MBA students from Wittenborg University recently visited Dutch brokerage firm, SNS Securities, which is a subsidiary of financial services company SNS Bank, as part of a Project Week assignment. SNS Securities prides itself in being a broker with ‘’global stature but local focus’’ whose teams specializes in block trading in Dutch small- and mid-cap sectors.
The assignment was a stimulation of a hostile takeover of the Dutch company DSM by the American enterprise Dupont. The students, Albert Muhumure and Augustine Ijeh, were expected to advise Dupont. A key part of their advice was to do a valuation of DSM. They also had an opportunity to visit “the dealing room”.
Window on haute finance
The students were accompanied by Wittenborg lecturer, Luis Gutiérrez. He said the visit to SNS Securities opened an interesting window to the real world of haute finance.
During the visit, students discussed the valuation of companies with top analyst Gerard Rijk who has more than 25 years of experience as an analyst within investment banks and stock brokering firms. These days Rijk covers Food & Beverage stocks for SNS Securities.
One of the conclusions of the meeting was that takeovers are very much determined by the DNA or culture of the company that does the takeover. This is also the big difference between theory and practice. In theory the value of a company is determined by hard facts and figures. In practice numerous other factors, which are difficult to quantify, play a role.

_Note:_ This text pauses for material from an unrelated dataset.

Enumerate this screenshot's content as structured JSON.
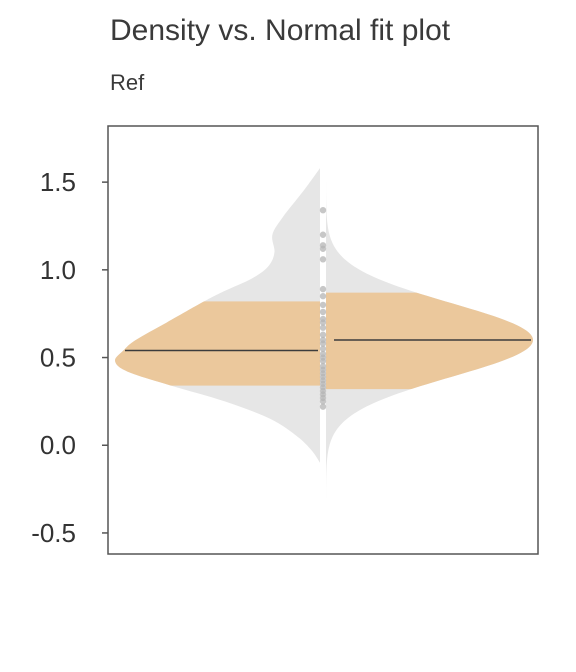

Rijk held up the beer company AB InBev as an example. Its culture (or DNA) is to grow by making large acquisitions. The strategy is not about building brands but more about cost cutting and margin growth. They are very successful in financial engineering and create large synergies in the takeover process. A recent example is their bid on rival beer company, SAB Miller.
Gutiérrez said there was also time to discuss the reasons behind the numerous takeovers. According to Rijk, management’s ambition played a key role. They want their companies to grow partly because their remuneration is based upon key figures like sales. After the takeover, management often forget to manage the business and this is seen as the most important reason behind so many failed mergers and acquisitions.
The financing of a takeover was also discussed. Rijk believes that deals with a net debt/EBITDA ratio between 2 and 3 are easily financed. A ratio that is higher is more difficult to be accepted by banks.